Applies To: Absentee voting
Test Reference: Part 3: 4.6 “Logic Verification”, 5.2 “Functional Testing”
DISCUSSION
"Include" simply means that the final totals must reflect them. It does not entail separate totals for the different kinds of votes.
Systems conforming to the write-ins class SHALL include all write-in votes in the consolidated reports.
Applies To: Write-ins
Test Reference: Part 3: 4.6 “Logic Verification”, 5.2 “Functional Testing”
DISCUSSION
"Include" simply means that the final totals must reflect them. It does not entail separate totals for the different kinds of votes.
Systems conforming to the provisional-challenged ballots class SHALL include all votes from accepted provisional/challenged ballots in the consolidated reports.
Applies To: Provisional-challenged ballots
Test Reference: Part 3: 4.6 “Logic Verification”, 5.2 “Functional Testing”
DISCUSSION
"Include" simply means that the final totals must reflect them. It does not entail separate totals for the different kinds of votes. See also Requirement Part 1: 7.7.2-A.4, Requirement Part 1: 7.8.3.2-B.3 and Requirement Part 1: 7.8.3.2-C.2.
Systems conforming to the review-required ballots class SHALL include all votes from accepted reviewed ballots in the consolidated reports.
Applies To: Review-required ballots
Test Reference: Part 3: 4.6 “Logic Verification”, 5.2 “Functional Testing”
DISCUSSION
"Include" simply means that the final totals must reflect them. It does not entail separate totals for the different kinds of votes.

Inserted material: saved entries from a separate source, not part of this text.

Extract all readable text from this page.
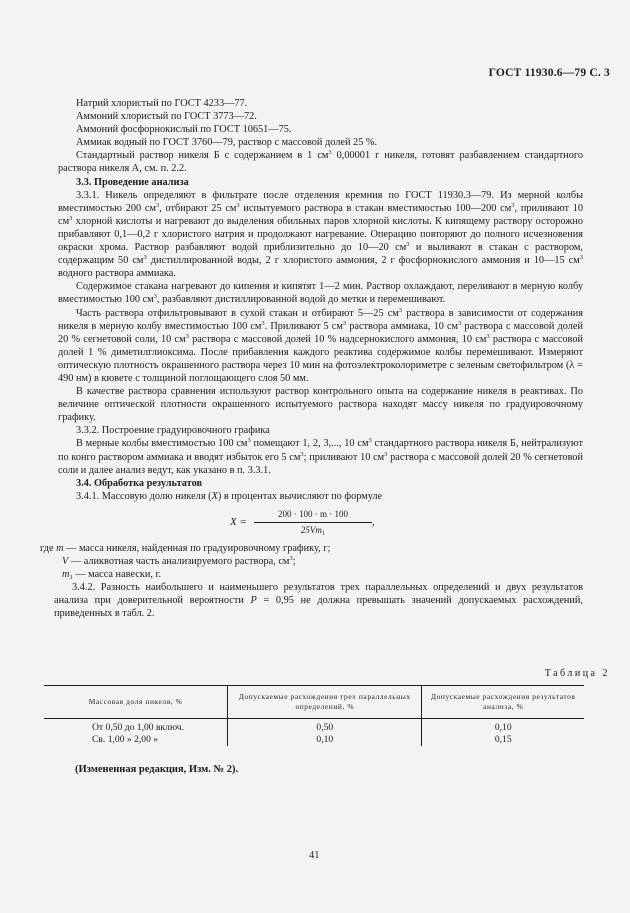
ГОСТ 11930.6—79 С. 3

Натрий хлористый по ГОСТ 4233—77.

Аммоний хлористый по ГОСТ 3773—72.

Аммоний фосфорнокислый по ГОСТ 10651—75.

Аммиак водный по ГОСТ 3760—79, раствор с массовой долей 25 %.

Стандартный раствор никеля Б с содержанием в 1 $см^3$ 0,00001 г никеля, готовят разбавлением стандартного раствора никеля А, см. п. 2.2.

3.3. Проведение анализа

3.3.1. Никель определяют в фильтрате после отделения кремния по ГОСТ 11930.3—79. Из мерной колбы вместимостью 200 $см^3$, отбирают 25 $см^3$ испытуемого раствора в стакан вместимостью 100—200 $см^3$, приливают 10 $см^3$ хлорной кислоты и нагревают до выделения обильных паров хлорной кислоты. К кипящему раствору осторожно прибавляют 0,1—0,2 г хлористого натрия и продолжают нагревание. Операцию повторяют до полного исчезновения окраски хрома. Раствор разбавляют водой приблизительно до 10—20 $см^3$ и выливают в стакан с раствором, содержащим 50 $см^3$ дистиллированной воды, 2 г хлористого аммония, 2 г фосфорнокислого аммония и 10—15 $см^3$ водного раствора аммиака.

Содержимое стакана нагревают до кипения и кипятят 1—2 мин. Раствор охлаждают, переливают в мерную колбу вместимостью 100 $см^3$, разбавляют дистиллированной водой до метки и перемешивают.

Часть раствора отфильтровывают в сухой стакан и отбирают 5—25 $см^3$ раствора в зависимости от содержания никеля в мерную колбу вместимостью 100 $см^3$. Приливают 5 $см^3$ раствора аммиака, 10 $см^3$ раствора с массовой долей 20 % сегнетовой соли, 10 $см^3$ раствора с массовой долей 10 % надсернокислого аммония, 10 $см^3$ раствора с массовой долей 1 % диметилглиоксима. После прибавления каждого реактива содержимое колбы перемешивают. Измеряют оптическую плотность окрашенного раствора через 10 мин на фотоэлектроколориметре с зеленым светофильтром (λ = 490 нм) в кювете с толщиной поглощающего слоя 50 мм.

В качестве раствора сравнения используют раствор контрольного опыта на содержание никеля в реактивах. По величине оптической плотности окрашенного испытуемого раствора находят массу никеля по градуировочному графику.

3.3.2. Построение градуировочного графика

В мерные колбы вместимостью 100 $см^3$ помещают 1, 2, 3,..., 10 $см^3$ стандартного раствора никеля Б, нейтрализуют по конго раствором аммиака и вводят избыток его 5 $см^3$; приливают 10 $см^3$ раствора с массовой долей 20 % сегнетовой соли и далее анализ ведут, как указано в п. 3.3.1.

3.4. Обработка результатов

3.4.1. Массовую долю никеля (X) в процентах вычисляют по формуле

$X = \frac{200 \cdot 100 \cdot m \cdot 100}{25Vm_1}$ ,

где m — масса никеля, найденная по градуировочному графику, г;

V — аликвотная часть анализируемого раствора, $см^3$;

$m_1$ — масса навески, г.

3.4.2. Разность наибольшего и наименьшего результатов трех параллельных определений и двух результатов анализа при доверительной вероятности P = 0,95 не должна превышать значений допускаемых расхождений, приведенных в табл. 2.

Таблица 2
Массовая доля никеля, %	Допускаемые расхождения трех параллельных определений, %	Допускаемые расхождения результатов анализа, %
От 0,50 до 1,00 включ.	0,50	0,10
Св. 1,00 » 2,00 »	0,10	0,15
(Измененная редакция, Изм. № 2).
41
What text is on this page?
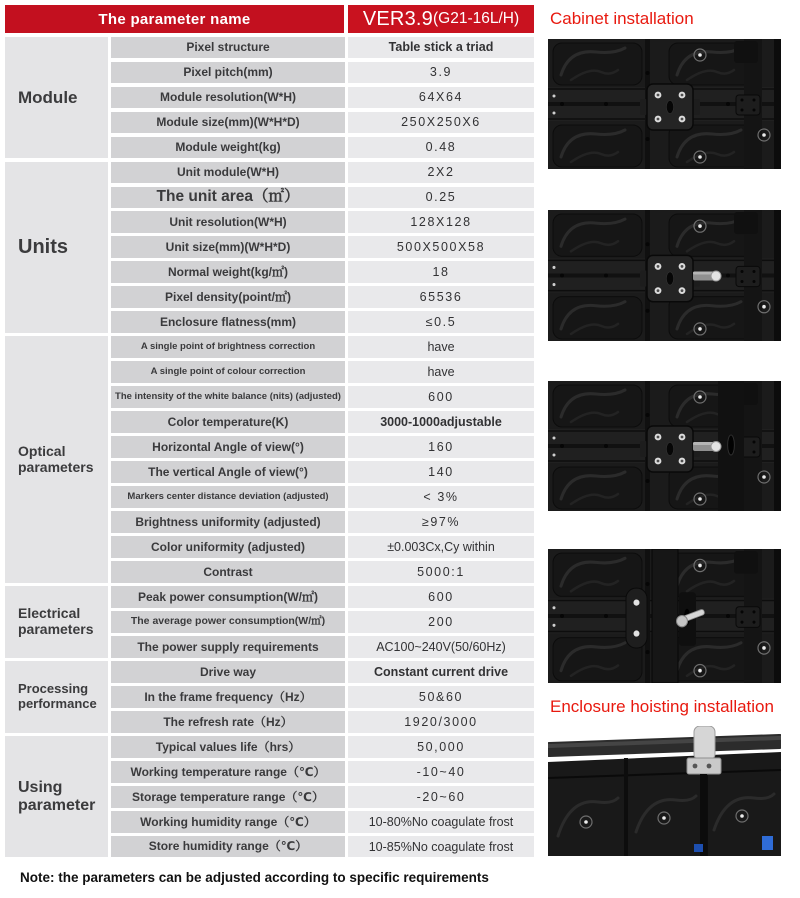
The parameter name	VER3.9 (G21-16L/H)
Module
Pixel structure	Table stick a triad
Pixel pitch(mm)	3.9
Module resolution(W*H)	64X64
Module size(mm)(W*H*D)	250X250X6
Module weight(kg)	0.48
Units
Unit module(W*H)	2X2
The unit area（㎡）	0.25
Unit resolution(W*H)	128X128
Unit size(mm)(W*H*D)	500X500X58
Normal weight(kg/㎡)	18
Pixel density(point/㎡)	65536
Enclosure flatness(mm)	≤0.5
Optical parameters
A single point of brightness correction	have
A single point of colour correction	have
The intensity of the white balance (nits) (adjusted)	600
Color temperature(K)	3000-1000adjustable
Horizontal Angle of view(°)	160
The vertical Angle of view(°)	140
Markers center distance deviation (adjusted)	< 3%
Brightness uniformity (adjusted)	≥97%
Color uniformity (adjusted)	±0.003Cx,Cy within
Contrast	5000:1
Electrical parameters
Peak power consumption(W/㎡)	600
The average power consumption(W/㎡)	200
The power supply requirements	AC100~240V(50/60Hz)
Processing performance
Drive way	Constant current drive
In the frame frequency（Hz）	50&60
The refresh rate（Hz）	1920/3000
Using parameter
Typical values life（hrs）	50,000
Working temperature range（℃）	-10~40
Storage temperature range（℃）	-20~60
Working humidity range（℃）	10-80%No coagulate frost
Store humidity range（℃）	10-85%No coagulate frost
Cabinet installation
Enclosure hoisting installation
Note: the parameters can be adjusted according to specific requirements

7.8.4 Procedures required for correct system functioning
The requirements for voting systems are written assuming that these procedures will be followed.
Ballot accounting: All precincts must account for all ballots pursuant to the current best practices for ballot accounting.
Label unofficial reports: Any unofficial reports must be clearly labeled as unofficial. ([VSS2002] I.2.5.4.c, converted to procedural requirement.)